Mirror of Justice

A blog dedicated to the development of Catholic legal theory.
Affiliated with the Program on Church, State & Society at Notre Dame Law School.

Saturday, October 29, 2011

More on the Pope's recent Address to the Bundestag

Before expressing my respectful disagreement with some of the personal theological opinion Pope Benedict shared in his Address to the Bundestag on September 22, 2012, I would underscore the importance of the Holy Father's calling the German government and people back to the touchstone of the natural law.  The Pope is certainly correct that "[i]dea of natural law is today viewed as a specifically Catholic doctrine, not worth bringing into the discussion in a non-Catholic environment, so that one feels almost ashamed even to mention the term."  I am grateful for the Pope's reminder to the Germans -- and to all of us -- of the truth that "[m]an too has a nature that he must respect and that he cannot manipuate at will.  Man is not merely self-creating freedom.  Man does not create himself.  He is intellect and will, but he is also nature, and his will is rights ordered if he respects his nature, listens to it and accepts himself for who he is, as one who did not create himself. In this way, and in no other, is true human freedom fulfilled."   This language enjoys the clarity and precision we have come to expect from Ratzinger-Benedict, and while I would have preferred for the Pope to return to the natural law in his exposition of the conditions of human freedom, there is, in my view, nothing to quarrel with in the quoted language.  It reflects Catholic teaching about matters that are true not *just* for Catholics.

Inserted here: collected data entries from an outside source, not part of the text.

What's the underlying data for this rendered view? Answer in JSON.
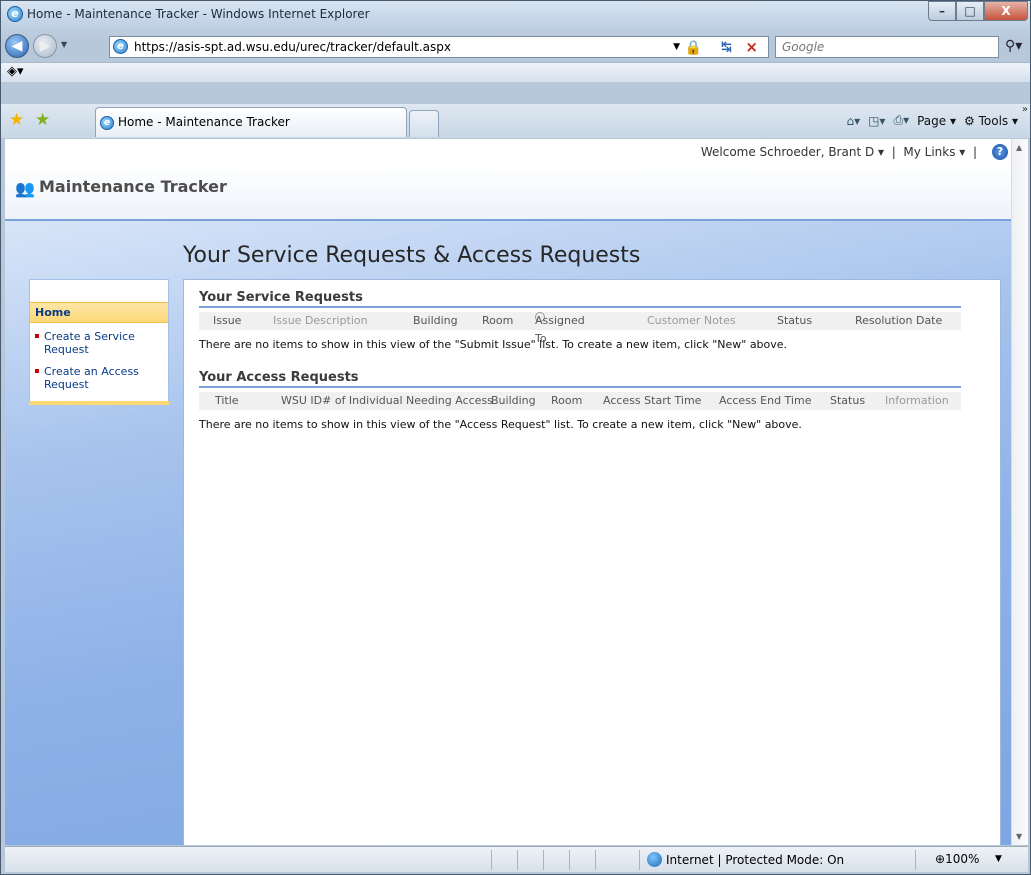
{
  "window": {
    "title": "Home - Maintenance Tracker - Windows Internet Explorer",
    "min": "–",
    "max": "□",
    "close": "X"
  },
  "address": {
    "url": "https://asis-spt.ad.wsu.edu/urec/tracker/default.aspx",
    "search_placeholder": "Google"
  },
  "tab": {
    "label": "Home - Maintenance Tracker"
  },
  "commandbar": {
    "page": "Page",
    "tools": "Tools"
  },
  "site": {
    "welcome": "Welcome Schroeder, Brant D",
    "mylinks": "My Links",
    "name": "Maintenance Tracker",
    "page_title": "Your Service Requests & Access Requests"
  },
  "quicklaunch": {
    "home": "Home",
    "items": [
      "Create a Service Request",
      "Create an Access Request"
    ]
  },
  "service": {
    "title": "Your Service Requests",
    "columns": [
      "Issue",
      "Issue Description",
      "Building",
      "Room",
      "Assigned To",
      "Customer Notes",
      "Status",
      "Resolution Date"
    ],
    "empty": "There are no items to show in this view of the \"Submit Issue\" list. To create a new item, click \"New\" above."
  },
  "access": {
    "title": "Your Access Requests",
    "columns": [
      "Title",
      "WSU ID# of Individual Needing Access",
      "Building",
      "Room",
      "Access Start Time",
      "Access End Time",
      "Status",
      "Information"
    ],
    "empty": "There are no items to show in this view of the \"Access Request\" list. To create a new item, click \"New\" above."
  },
  "statusbar": {
    "zone": "Internet | Protected Mode: On",
    "zoom": "100%"
  }
}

On the other hand, however, I have some serious questions about the *truth* of the following assertion made by the Pope in the same Address:  "Unlike other great religions, Christianity has never proposed a revealed law to the State and to society, that is to say a juridical order derived from revelation.  Instead, it has pointed to nature and reason as the true sources of law . . . ."  While I concede that the common English translation I have just quoted is not adequate to the (gramatically odd) German text

("Wie erkennt man, was recht ist? In der Geschichte sind Rechtsordnungen fast durchgehend religiös begründet worden: Vom Blick auf die Gottheit her wird entschieden, was unter Menschen rechtens ist.  Im Gegensatz zu anderen großen Religionen hat das Christentum dem Staat und der Gesellschaft nie ein Offenbarungsrecht, eine Rechtsordnung aus Offenbarung vorgegeben. Es hat stattdessen auf Natur und Vernunft als die wahren Rechtsquellen verwiesen – auf den Zusammenklang von objektiver und subjektiver Vernunft, der freilich das Gegründetsein beider Sphären in der schöpferischen Vernunft Gottes voraussetzt."), 


serious questions remain, at least for me.  Specifically, has the Church not *authoritatively* taught that Christ is king over all peoples and a giver of law that all those to whom it is promulgated must obey?  Here is what the Magisterium taught in Quas primas (1925):

"17. It would be a grave error, on the other hand, to say that Christ has no authority whatever in civil affairs, since, by virtue of the absolute empire over all creatures committed to him by the Father, all things are in his power. Nevertheless, during his life on earth he refrained from the exercise of such authority, and although he himself disdained to possess or to care for earthly goods, he did not, nor does he today, interfere with those who possess them. Non eripit mortalia qui regna dat caelestia.[27]

18. Thus the empire of our Redeemer embraces all men. To use the words of Our immortal predecessor, Pope Leo XIII: "His empire includes not only Catholic nations, not only baptized persons who, though of right belonging to the Church, have been led astray by error, or have been cut off from her by schism, but also all those who are outside the Christian faith; so that truly the whole of mankind is subject to the power of Jesus Christ."[28] Nor is there any difference in this matter between the individual and the family or the State; for all men, whether collectively or individually, are under the dominion of Christ. In him is the salvation of the individual, in him is the salvation of society."   

Prescinding from questions of theology and philososphy for now, I think it's demonstrably *historically* false that the Church has not "proposed a juridical order derived from revelation."  On the contrary, the Church has taught that the laws of civil society should be shaped in part by the divine positive law (e.g., the state's law of marriage should respect the Pauline privilege), recognizing, of course, that in countries where Catholics are not in the majority, this is not likely to happen.  

I do not discover in the teachings of the Second Vatican Council any language that undertakes to contradict the language I have quoted from Quas primas.